Alex Avila was likely going to be out of the lineup during Monday's game against the Chicago White Sox even before colliding with Prince Fielder on Sunday afternoon, but Jim Leyland revealed that Avila started to experience headaches "immediately" on Monday afternoon after taking batting practice. Per a decision made by the team's training staff, Avila was completely unavailable for yesterday's game.
"I got word just prior to the game that Alex was a total scratch for today," Leyland said. "He took batting practice -- he actually swung pretty good -- but he got a headache and didn't feel very well at all. He got a headache right away."
If I am in charge of the Tigers, I take it a step further: shut him down for 2012. At this point -- being down three games in a divisional race with 16 remaining -- Avila's sub-par production in 2012 won't make a difference between making the postseason or finishing in second place. And this assumes that Avila would be 100 percent even after he is done experiencing headaches and other concussion-like symptoms. Factor in his age, injury history, and value to the team beyond 2012, and there is little reason to let him play another game this season.
We have heard all about the measures that sports leagues have taken to reduce the number of concussions during games, including the MLB's institution of a seven-game disabled list for players who were concussed or experiencing concussion-like symptoms. Had Avila's injury occurred earlier in the year, it's probably a safe bet that the Tigers would have exercised this option. At this point, an announced roster move would be largely unnecessary, though conveniently transparent.

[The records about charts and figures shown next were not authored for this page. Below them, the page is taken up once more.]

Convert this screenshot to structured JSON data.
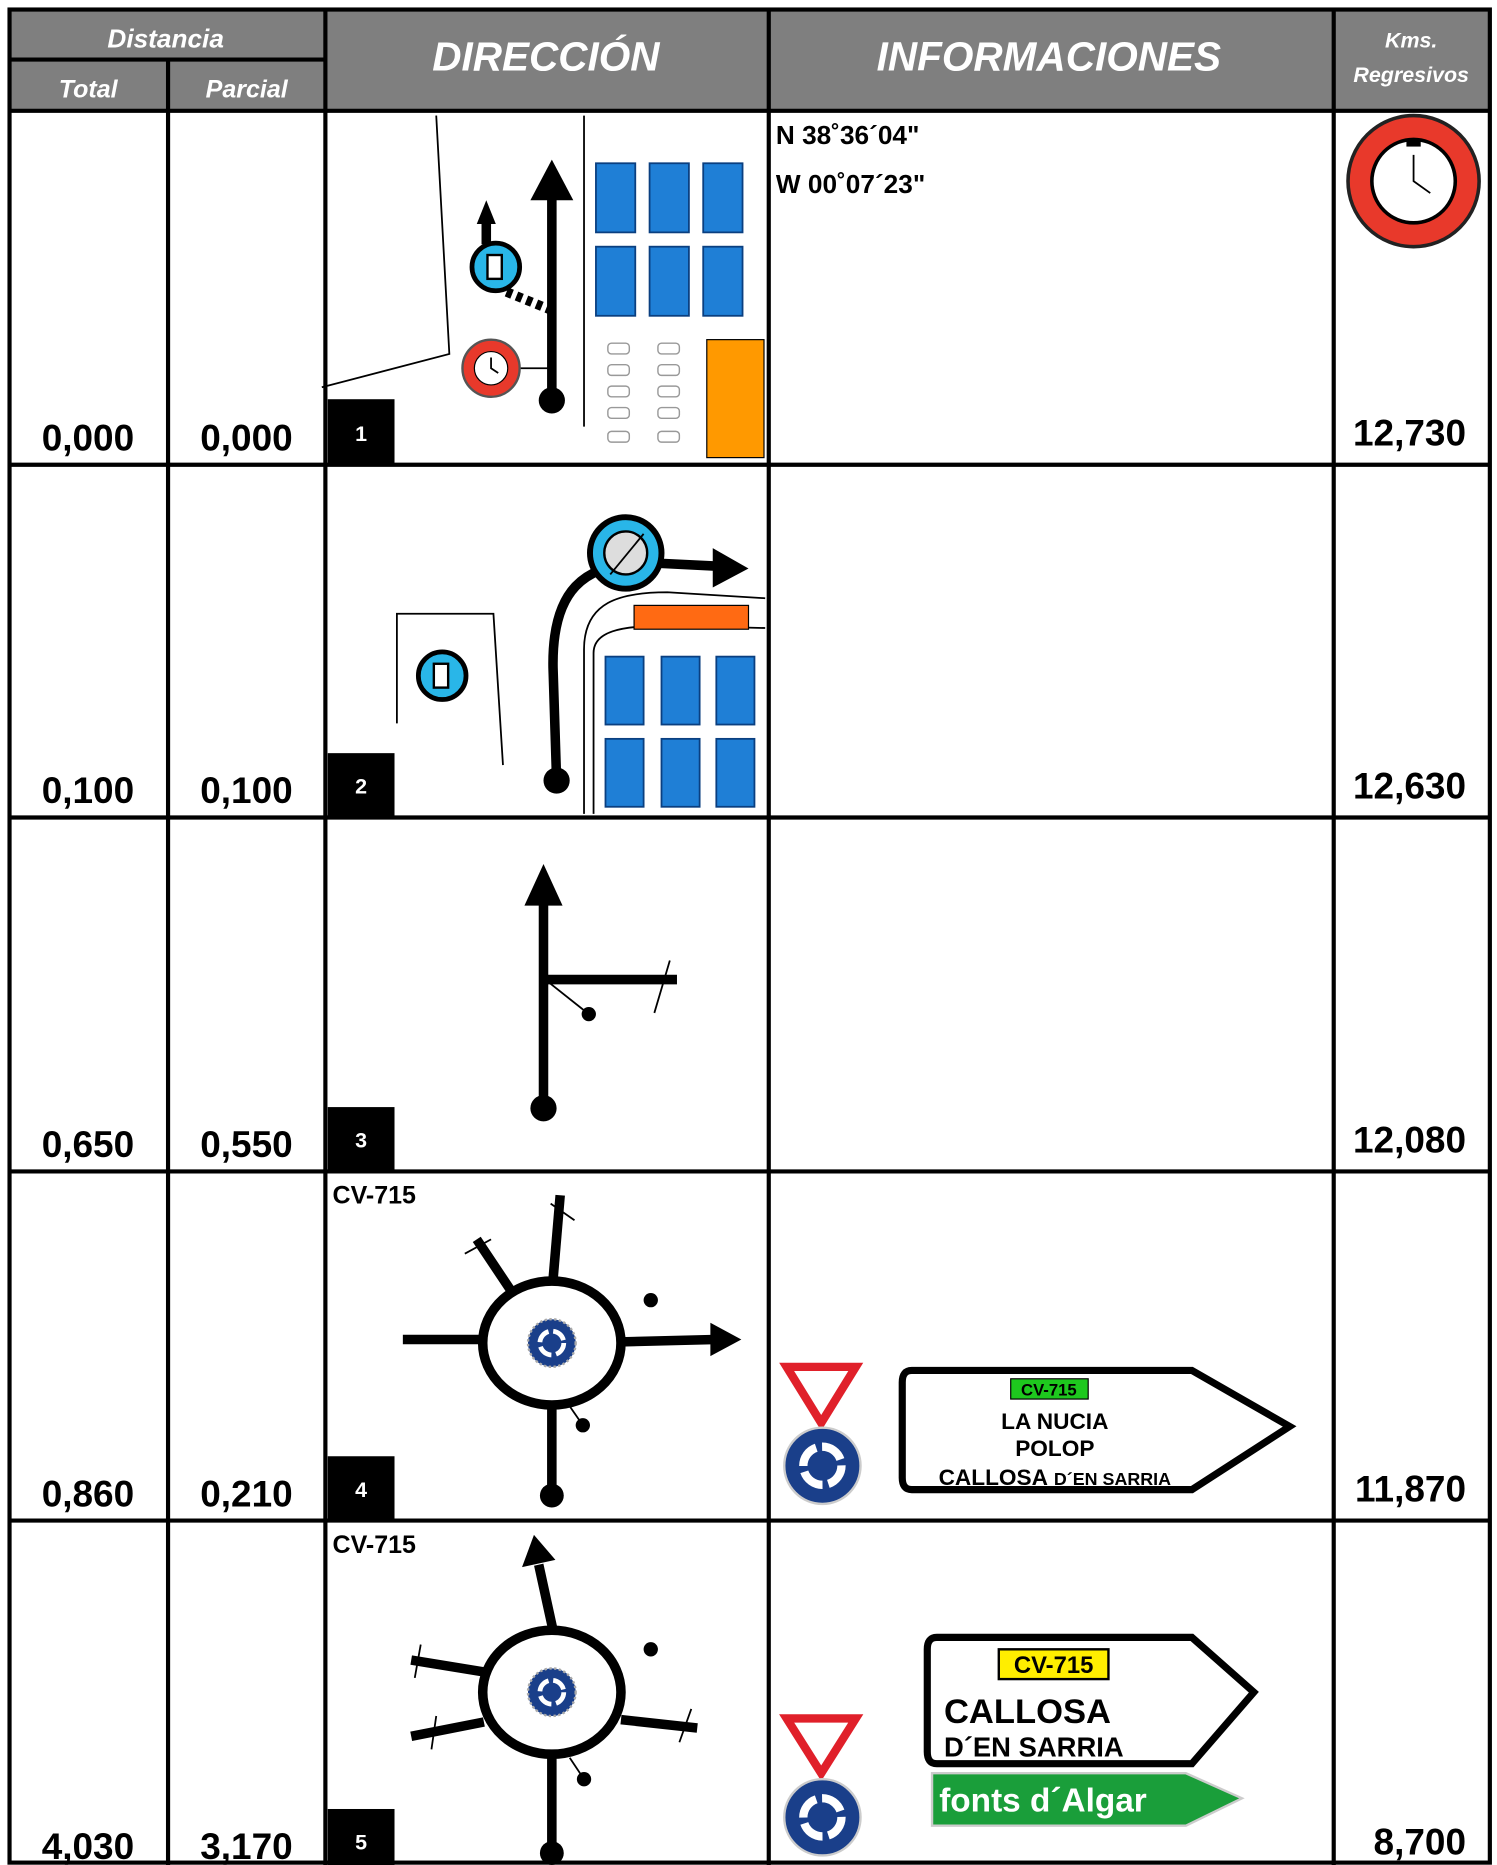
{
  "header": {
    "distancia": "Distancia",
    "total": "Total",
    "parcial": "Parcial",
    "direccion": "DIRECCIÓN",
    "informaciones": "INFORMACIONES",
    "kms": [
      "Kms.",
      "Regresivos"
    ]
  },
  "rows": [
    {
      "total": "0,000",
      "parcial": "0,000",
      "step": "1",
      "kms": "12,730",
      "info": [
        "N 38˚36´04\"",
        "W 00˚07´23\""
      ]
    },
    {
      "total": "0,100",
      "parcial": "0,100",
      "step": "2",
      "kms": "12,630"
    },
    {
      "total": "0,650",
      "parcial": "0,550",
      "step": "3",
      "kms": "12,080"
    },
    {
      "total": "0,860",
      "parcial": "0,210",
      "step": "4",
      "kms": "11,870",
      "road": "CV-715",
      "sign": [
        "CV-715",
        "LA NUCIA",
        "POLOP",
        "CALLOSA",
        "D´EN SARRIA"
      ]
    },
    {
      "total": "4,030",
      "parcial": "3,170",
      "step": "5",
      "kms": "8,700",
      "road": "CV-715",
      "sign": [
        "CV-715",
        "CALLOSA",
        "D´EN SARRIA"
      ],
      "sign2": "fonts d´Algar"
    }
  ]
}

Concussions and other brain injuries are extremely complicated. Symptoms often come and go with little warning, but often also linger for much longer than injuries to other areas of the body. They may also come on when a person exerts themselves, as seemed to be the case with Avila yesterday. While this is a good sign compared to him experiencing non-activity-related headaches -- such as if he were sitting on his couch and suddenly got a headache -- it's still not a good sign overall.
Justin Morneau only played 69 games in 2011 after suffering a concussion and to this day doesn't seem like the same player he used to be. Many athletes across multiple sports who have suffered head injuries during their playing careers suffer from a reduced quality of life after retirement. The odds of permanent brain damage increase with multiple head injuries, and those who have recently suffered such an injury are at a greater risk of re-injury. Simply put, playing Avila in the next few weeks puts his brain at risk for further, and possibly permanent, damage.
I sincerely hope that I am blowing this situation out of proportion and that Avila's headaches were a one-day occurrence. However, even if his symptoms are completely gone today, putting him on the field -- especially at his position -- puts him at risk for possibly irreversible damage. I hope that the Tigers make the smart and safe move, and end Avila's season before another injury ends it for him.